Smart Drop is one method they are using to make this happen. Smart Drop will give you a higher chance of getting gear that is appropriate for your class and has stats your class needs. Thus, your Barbarian should see more strength belts drop and fewer intellect quivers. They are also reducing the range at which stats can roll. An affix that formerly gave 1-100 strength might now give 75-100 strength. This allows some randomness in loot drops without creating offensively bad gear.

They're also revamping stats somewhat. Primary stats should always grant power. With that in mind, they are breaking out the more passive secondary stats, such as magic find and pickup radius, and making them secondary stats that don't take up the same item level as stats like intellect and strength. This should allow you to grab cool secondary effects without feeling like you're giving up damage or survivability.

They also noted that they want to create an end game item progression. Legendaries and set items have often sucked up until now, and they are redesigning them to be true end-game gear, with superior stats and new unique effects. If they're rare, they need to be powerful. To start with, all legendaries can drop at higher monster levels. This means if you fight a level 70 monster, a level 70 legendary may drop, and if it does, it will have level 70 stats. They also looked at every legendary and buffed stats where needed, and added new effects. For example, a level 70 pair of Frostburn Gauntlets that drops in the new expansion will have an effect with a 50% chance to freeze enemies instead of chilling them. This means a wizard could equip them and use her ice spells to lock down a battlefield like never before. The tooltip also showcased a new feature that will allow you to see the exact range a item's stats could have rolled, so you know how good your legendary actually is. That said, legendaries will have small enough ranges that you should have a viable legendary even if you get a "bad" roll.

They also introduced other legendary redesigns. For example, Hartounian Armguards will give you a speed increase every time you destroy a wreckable object. Illusory boots allow you to run right through enemies, possibly allowing you to take specific escape skills off your bar and try other skills in their place. The Tiklandian Visage changes the Horrify skill for Witch Doctors to an 8 second root, which might just inspire a Witch Doctor to try the skill out. A new set for Demon Hunters had a bonus that caused Spike Traps to taunt nearby monsters.

As a final treat, the last legendary featured was Thunderfury, Blessed Blade of the Windseeker. Yes, it does feature the same proc we know and love from WoW. Not only that, the proc works on spellcasts, so even Wizards and Witch Doctors can use it.


While the team didn't have much time left, they did answer a few audience questions. The first questioner asked if they were concerned stats would get too large and they'd need a stat squish. The team answered they felt like that wouldn't be needed for quite some time.

Another questioner was a huge fan of the Arcane Sanctuary and wanted to see it return.

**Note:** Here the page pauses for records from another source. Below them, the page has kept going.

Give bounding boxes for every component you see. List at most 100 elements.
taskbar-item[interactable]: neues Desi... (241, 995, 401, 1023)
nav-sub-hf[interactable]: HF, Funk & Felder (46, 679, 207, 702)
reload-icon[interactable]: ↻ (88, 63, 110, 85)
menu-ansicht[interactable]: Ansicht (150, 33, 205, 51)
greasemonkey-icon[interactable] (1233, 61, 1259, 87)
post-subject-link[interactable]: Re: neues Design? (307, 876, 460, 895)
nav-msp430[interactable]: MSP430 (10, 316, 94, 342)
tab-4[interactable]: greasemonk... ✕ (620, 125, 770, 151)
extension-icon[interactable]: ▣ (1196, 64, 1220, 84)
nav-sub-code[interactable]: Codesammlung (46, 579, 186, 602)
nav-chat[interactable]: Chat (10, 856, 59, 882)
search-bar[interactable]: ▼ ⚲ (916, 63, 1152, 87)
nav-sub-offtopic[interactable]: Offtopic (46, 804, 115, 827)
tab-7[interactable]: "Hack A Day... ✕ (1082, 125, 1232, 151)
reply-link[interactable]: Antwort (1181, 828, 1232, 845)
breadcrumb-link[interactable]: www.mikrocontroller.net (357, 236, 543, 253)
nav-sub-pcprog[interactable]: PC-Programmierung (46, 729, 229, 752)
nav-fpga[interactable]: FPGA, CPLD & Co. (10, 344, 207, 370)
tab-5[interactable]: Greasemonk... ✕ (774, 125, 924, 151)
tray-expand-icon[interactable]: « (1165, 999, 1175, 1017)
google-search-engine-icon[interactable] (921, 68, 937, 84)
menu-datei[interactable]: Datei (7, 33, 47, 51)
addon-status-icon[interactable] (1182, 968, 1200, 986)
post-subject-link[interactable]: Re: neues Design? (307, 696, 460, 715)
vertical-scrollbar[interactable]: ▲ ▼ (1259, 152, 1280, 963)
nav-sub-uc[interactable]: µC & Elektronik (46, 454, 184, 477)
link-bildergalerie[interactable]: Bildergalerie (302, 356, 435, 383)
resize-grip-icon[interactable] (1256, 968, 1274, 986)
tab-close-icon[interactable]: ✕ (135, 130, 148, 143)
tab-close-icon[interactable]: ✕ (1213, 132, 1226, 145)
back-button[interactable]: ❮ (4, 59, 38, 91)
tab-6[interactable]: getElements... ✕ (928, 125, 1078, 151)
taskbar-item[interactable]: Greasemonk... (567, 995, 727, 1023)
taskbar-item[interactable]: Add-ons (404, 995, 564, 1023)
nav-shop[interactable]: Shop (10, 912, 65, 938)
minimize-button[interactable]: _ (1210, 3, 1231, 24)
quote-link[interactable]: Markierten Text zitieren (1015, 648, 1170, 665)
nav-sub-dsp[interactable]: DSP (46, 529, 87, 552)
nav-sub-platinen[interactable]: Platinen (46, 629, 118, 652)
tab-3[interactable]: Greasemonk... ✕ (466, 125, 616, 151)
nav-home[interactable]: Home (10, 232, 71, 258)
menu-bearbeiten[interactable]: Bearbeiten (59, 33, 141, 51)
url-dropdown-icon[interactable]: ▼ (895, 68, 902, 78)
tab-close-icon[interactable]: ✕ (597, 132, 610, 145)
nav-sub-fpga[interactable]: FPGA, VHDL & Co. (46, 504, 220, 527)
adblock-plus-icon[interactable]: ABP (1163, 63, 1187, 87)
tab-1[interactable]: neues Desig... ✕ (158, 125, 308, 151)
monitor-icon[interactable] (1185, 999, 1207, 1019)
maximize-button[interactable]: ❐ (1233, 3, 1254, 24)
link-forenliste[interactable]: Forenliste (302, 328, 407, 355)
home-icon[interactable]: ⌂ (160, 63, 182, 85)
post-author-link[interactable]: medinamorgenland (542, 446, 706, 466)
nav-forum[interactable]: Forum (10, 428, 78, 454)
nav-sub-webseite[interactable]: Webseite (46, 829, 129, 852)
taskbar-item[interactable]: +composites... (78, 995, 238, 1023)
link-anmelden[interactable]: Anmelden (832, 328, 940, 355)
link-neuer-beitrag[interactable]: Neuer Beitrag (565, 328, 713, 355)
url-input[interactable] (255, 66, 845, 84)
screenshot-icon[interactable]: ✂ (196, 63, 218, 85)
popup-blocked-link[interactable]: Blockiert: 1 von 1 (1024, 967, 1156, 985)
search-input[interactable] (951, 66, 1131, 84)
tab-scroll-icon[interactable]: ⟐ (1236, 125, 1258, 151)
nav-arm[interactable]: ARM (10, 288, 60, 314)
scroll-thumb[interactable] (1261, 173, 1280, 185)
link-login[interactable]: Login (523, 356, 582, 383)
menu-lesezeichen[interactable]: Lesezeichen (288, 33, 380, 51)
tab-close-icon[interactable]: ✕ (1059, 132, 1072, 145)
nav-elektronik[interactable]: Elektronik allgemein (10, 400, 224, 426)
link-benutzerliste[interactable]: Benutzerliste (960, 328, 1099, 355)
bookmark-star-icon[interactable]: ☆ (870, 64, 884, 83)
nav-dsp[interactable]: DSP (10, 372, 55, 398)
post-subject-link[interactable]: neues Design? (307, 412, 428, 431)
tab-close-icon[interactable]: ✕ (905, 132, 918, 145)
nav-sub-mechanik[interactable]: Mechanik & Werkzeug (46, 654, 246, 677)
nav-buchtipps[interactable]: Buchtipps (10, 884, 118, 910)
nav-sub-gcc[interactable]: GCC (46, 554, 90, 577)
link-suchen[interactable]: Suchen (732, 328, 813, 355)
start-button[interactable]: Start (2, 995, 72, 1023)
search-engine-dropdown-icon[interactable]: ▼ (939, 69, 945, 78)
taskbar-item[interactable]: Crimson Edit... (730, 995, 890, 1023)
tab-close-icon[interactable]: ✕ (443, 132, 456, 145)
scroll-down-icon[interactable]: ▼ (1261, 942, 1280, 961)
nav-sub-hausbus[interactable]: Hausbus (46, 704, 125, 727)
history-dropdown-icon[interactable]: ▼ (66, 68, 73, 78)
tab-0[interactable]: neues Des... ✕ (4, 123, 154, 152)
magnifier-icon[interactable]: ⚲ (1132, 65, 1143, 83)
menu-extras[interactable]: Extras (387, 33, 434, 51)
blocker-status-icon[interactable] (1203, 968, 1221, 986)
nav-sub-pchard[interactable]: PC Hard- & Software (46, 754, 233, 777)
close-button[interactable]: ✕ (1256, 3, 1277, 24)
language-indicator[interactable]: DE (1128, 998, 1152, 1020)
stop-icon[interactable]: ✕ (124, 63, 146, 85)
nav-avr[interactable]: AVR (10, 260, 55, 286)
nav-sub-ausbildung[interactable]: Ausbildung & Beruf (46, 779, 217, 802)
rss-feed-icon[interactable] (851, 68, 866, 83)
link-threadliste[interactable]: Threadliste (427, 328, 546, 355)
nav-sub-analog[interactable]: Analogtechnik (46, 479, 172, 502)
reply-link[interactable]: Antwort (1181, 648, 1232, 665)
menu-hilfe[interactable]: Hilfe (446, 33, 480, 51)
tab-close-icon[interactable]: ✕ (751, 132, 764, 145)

While that place won't return in Reaper of Souls, Pandemonium Fortress takes some inspiration from its structure.

For the last question, the questioner asked if we could see appearance changes for some item sets, similar to some Diablo 2 sets. While the team was open to the item, they stressed they wanted to focus on itemization issues first, and found they'd rather add a new cool effect to an item that make it change someone's appearance.